その中で人工採卵をして、種苗を育て海に放流する栽培漁業の役割が注目されました。

アワビ、トコブシの栽培漁業は現在、日本の幅広い地域で行われています。
アワビは北海道から鹿児島まで、全国の栽培漁業機関で生産が行われています。
トコブシの栽培漁業は、東京・八丈島を北端として、神奈川、徳島、熊本、宮崎、鹿児島、沖縄など温暖な海域地方で行われています。
それぞれ地域における、寒暖や海流などの特性に適した種の貝を育てて、海に放流することで海洋資源の保全や維持、そして漁業など地場産業の活性化に繋がります。
また、昨今では民間会社で栽培漁業の技術をもとに、完全養殖をしてアワビ加工品や食材の流通を行っています。

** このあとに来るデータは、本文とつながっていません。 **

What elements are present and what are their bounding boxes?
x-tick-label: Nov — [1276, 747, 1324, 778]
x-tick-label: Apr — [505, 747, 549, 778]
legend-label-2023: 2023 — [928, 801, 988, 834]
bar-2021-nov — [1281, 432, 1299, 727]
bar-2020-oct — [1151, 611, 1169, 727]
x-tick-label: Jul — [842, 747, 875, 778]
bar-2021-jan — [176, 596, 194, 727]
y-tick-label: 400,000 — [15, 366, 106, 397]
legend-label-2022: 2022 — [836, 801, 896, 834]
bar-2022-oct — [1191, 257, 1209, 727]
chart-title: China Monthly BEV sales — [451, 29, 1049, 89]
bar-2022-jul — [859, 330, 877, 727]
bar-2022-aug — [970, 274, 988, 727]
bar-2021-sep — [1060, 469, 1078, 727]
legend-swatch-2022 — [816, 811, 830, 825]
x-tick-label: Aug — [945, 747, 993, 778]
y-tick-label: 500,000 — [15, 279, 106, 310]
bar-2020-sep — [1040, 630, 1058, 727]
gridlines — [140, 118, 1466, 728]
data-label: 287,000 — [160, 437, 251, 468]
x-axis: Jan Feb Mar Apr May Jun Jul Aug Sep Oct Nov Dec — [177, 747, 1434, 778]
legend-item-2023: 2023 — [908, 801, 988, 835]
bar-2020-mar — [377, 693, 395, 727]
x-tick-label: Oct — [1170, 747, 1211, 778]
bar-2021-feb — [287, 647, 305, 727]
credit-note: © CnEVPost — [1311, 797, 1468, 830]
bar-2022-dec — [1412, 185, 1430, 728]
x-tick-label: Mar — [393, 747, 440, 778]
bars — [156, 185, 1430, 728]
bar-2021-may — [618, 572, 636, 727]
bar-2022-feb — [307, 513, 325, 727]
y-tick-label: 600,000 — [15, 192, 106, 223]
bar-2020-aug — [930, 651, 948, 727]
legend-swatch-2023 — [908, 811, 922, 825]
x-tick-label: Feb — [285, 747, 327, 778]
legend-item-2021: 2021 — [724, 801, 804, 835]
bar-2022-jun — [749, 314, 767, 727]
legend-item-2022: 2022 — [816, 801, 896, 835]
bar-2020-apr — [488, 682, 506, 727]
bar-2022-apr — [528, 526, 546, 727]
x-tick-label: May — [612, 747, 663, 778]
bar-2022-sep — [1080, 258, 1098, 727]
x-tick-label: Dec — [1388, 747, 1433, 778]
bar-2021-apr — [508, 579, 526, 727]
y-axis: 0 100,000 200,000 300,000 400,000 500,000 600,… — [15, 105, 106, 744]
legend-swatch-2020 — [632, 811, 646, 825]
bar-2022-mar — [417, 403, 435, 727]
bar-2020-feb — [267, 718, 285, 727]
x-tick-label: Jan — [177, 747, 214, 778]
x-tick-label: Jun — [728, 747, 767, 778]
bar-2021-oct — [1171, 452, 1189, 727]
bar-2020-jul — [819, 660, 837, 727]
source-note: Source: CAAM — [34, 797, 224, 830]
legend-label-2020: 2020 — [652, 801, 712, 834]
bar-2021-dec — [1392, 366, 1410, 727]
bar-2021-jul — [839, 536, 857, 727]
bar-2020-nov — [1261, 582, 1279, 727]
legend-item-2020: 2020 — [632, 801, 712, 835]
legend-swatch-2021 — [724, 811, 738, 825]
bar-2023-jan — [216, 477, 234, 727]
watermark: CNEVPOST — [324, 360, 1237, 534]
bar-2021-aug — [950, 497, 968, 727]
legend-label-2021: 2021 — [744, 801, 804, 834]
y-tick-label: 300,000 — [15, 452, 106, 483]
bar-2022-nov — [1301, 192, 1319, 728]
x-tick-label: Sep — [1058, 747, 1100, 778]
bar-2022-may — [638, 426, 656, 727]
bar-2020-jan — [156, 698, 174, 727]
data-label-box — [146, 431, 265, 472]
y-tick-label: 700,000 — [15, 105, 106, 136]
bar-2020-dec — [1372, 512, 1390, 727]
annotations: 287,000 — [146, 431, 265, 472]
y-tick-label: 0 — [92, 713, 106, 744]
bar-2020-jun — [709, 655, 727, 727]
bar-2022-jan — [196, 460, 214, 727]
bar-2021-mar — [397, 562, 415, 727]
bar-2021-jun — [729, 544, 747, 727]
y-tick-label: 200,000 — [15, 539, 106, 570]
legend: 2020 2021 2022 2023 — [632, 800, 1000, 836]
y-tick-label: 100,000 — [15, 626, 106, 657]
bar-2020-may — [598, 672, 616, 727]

アワビ類の人工生産の歴史は古く、1881年(明治14年)までさかのぼります。
北海道開発使勧業課でアワビの増産について生殖行動、成熟期、産卵時期について調べていた人物がいます。
キリスト教思想家で、近代日本史で有名な内村鑑三氏です。
アワビの生殖研究は続けられ、翌1882年には松原新之助氏が卵、精虫について略図を記載して、採卵について論じられています。
この結果をもとに、以降人工採卵の試験が行われますが、なかなか思ったようにはいきませんでした。
1935年(昭和10年)、東京大学の村山三郎氏によりマダカアワビの成熟したメスが入っている桶に、オスの精子を入れることで採卵を誘発させ、受精卵の作成に成功しています。
その後6週間にわたり、殻長1ミリまでの初期飼育を成功させました。
これがアワビ類の人工種苗の始まりとされています。
1952年(昭和27年)には水産庁の猪野峻氏により、クロアワビの成熟貝に水温を高温や低温にすることで刺激をして採卵誘発に成功し、13か月2センチの稚貝飼育に成功しています。

昭和30年代になると、都道府県の水産試験場でアワビ類の種苗生産試験が全国的規模で始まります。
都道府県の各水産試験場と水産庁、大学、水研が一体となり、種苗生産の効率化と歩留まり向上、早期成長の飼育研究が続きます。
その中でアワビ配合飼料の開発、採卵誘発は紫外線照射海水を用いると確実であり、実用性に優れていること、初期飼育から中間飼育の手法が生まれました。
昭和50年代には現在のアワビ種苗生産技術が確立されています。